Which leads me all the way back around to the beginning of this entry. I think part of the reason why I go for long periods of time without writing is because I get so tired of all the chatter—mine included. There are moments when I am out swimming at sea and the main sound is that of the waves rolling over the reef. Moments when I am in my home mixing the fresh masa with chaya, potatoes, beans, onion, garlic, and carrots to make tamales, and listening to the birds singing outside as they sway from the palm branches and bouganvilla. These are the moments that make my soul sing.
And I have to think in moments like that, what good is all our chatter? Really. How much good does it do? How much better would our world be, how much better would we all be, if we all just shut up for a while? If we turned off our tv’s and computers and phones and just listened to the birds and waves and breeze blowing through the trees? And maybe, just like this crazy moment on the plane… maybe just maybe, we all need to stop and have a really good cry. The kind that shakes the very foundation of our perceived reality. The kind where we grieve how far we have gone down the wrong road, the wrong path, the wrong plane ride.

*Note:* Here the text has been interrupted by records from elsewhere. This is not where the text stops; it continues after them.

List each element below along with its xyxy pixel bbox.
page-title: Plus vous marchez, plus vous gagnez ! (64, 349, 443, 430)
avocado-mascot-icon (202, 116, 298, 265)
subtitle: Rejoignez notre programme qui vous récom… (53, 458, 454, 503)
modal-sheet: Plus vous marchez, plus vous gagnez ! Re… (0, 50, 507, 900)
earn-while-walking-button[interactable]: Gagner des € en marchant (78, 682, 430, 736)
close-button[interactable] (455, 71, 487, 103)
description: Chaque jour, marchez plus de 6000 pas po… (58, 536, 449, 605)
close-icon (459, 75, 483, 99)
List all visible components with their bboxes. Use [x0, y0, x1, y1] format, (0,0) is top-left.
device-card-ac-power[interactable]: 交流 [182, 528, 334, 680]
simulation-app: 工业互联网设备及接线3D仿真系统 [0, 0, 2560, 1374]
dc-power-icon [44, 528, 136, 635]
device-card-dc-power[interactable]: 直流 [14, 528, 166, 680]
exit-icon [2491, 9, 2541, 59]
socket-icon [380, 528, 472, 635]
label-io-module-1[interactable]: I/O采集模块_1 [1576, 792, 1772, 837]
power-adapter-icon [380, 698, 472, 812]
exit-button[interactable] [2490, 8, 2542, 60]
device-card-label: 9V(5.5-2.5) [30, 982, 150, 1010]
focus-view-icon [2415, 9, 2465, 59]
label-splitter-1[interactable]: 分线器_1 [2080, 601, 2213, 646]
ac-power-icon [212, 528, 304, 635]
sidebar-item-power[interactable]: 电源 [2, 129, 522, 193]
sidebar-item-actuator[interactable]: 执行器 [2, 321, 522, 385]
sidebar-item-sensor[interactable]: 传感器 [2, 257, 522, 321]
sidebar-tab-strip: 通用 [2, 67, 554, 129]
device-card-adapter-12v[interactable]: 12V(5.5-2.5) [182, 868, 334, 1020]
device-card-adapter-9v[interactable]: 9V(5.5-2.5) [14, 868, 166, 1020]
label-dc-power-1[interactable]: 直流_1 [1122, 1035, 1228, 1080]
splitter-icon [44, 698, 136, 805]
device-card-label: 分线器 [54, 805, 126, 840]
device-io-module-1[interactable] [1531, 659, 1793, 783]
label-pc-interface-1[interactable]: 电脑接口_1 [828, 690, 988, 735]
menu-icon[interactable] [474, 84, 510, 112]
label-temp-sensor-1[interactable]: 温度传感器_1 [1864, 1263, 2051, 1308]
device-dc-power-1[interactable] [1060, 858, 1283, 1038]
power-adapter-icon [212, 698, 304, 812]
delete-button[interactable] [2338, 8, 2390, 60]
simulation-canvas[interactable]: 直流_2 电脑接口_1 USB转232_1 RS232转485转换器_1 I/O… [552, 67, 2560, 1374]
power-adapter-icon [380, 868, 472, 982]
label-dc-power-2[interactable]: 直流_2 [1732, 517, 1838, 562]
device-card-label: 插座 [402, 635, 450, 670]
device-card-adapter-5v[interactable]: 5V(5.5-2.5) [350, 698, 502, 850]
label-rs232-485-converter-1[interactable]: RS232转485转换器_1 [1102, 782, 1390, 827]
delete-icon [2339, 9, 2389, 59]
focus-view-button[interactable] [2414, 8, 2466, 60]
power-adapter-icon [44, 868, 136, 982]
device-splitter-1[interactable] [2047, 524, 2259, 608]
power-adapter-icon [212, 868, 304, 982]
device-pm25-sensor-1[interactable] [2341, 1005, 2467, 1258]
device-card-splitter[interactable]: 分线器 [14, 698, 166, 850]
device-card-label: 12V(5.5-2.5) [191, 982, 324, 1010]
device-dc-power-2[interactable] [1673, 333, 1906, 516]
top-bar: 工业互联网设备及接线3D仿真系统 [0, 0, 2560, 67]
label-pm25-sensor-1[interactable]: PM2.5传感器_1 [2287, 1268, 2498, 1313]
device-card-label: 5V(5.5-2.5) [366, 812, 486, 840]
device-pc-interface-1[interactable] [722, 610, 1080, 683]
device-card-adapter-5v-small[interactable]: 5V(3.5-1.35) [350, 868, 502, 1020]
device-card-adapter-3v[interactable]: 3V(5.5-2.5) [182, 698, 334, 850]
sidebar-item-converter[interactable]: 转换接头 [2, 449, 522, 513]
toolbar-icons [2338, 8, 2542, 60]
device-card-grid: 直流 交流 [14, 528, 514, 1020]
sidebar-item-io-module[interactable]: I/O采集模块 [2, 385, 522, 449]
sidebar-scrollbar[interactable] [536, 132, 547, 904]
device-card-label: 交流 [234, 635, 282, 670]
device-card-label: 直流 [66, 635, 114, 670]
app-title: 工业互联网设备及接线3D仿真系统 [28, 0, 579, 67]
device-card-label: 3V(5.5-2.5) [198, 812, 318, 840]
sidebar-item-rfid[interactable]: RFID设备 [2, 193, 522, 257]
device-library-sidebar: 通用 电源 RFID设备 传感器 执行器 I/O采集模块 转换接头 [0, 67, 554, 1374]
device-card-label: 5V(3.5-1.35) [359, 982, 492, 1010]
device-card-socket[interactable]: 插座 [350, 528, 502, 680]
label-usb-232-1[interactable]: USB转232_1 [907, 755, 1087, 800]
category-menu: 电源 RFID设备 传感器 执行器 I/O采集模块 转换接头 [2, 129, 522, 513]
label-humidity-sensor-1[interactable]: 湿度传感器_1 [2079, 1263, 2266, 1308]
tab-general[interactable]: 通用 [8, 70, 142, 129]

I think most of us are so desensitized from the onslaught that we don’t feel what we have done. We don’t feel what we have done to this beautiful, sacred, hurting place we call “planet Earth.” What we have done to the beautiful, sacred, hurting beings we call “animals.” What we have done to the beautiful, sacred, hurting beings we call “humans.” What we ultimately have done to the beautiful, sacred, hurting being that is our self. Or we do feel it deeply and act out our pain on the world as we try to “save” it.
So now that you are done reading my latest chatter, do yourself and the world a gift, turn off whatever device on which you are reading this, find a quiet, peaceful place (even if the only place is curled up in a corner of a closet) and go sit and be very quiet and let yourself feel deeply. Let the tears flow, let the laughter flow, whatever comes through, but REALLY feel it. And be with whatever comes through until all that remains is the sweet, peaceful silence. Steep in that gift for a good, long while. Breathe into it and FEEL that place deeply.
As soon as I can, I am going to do the exact same thing.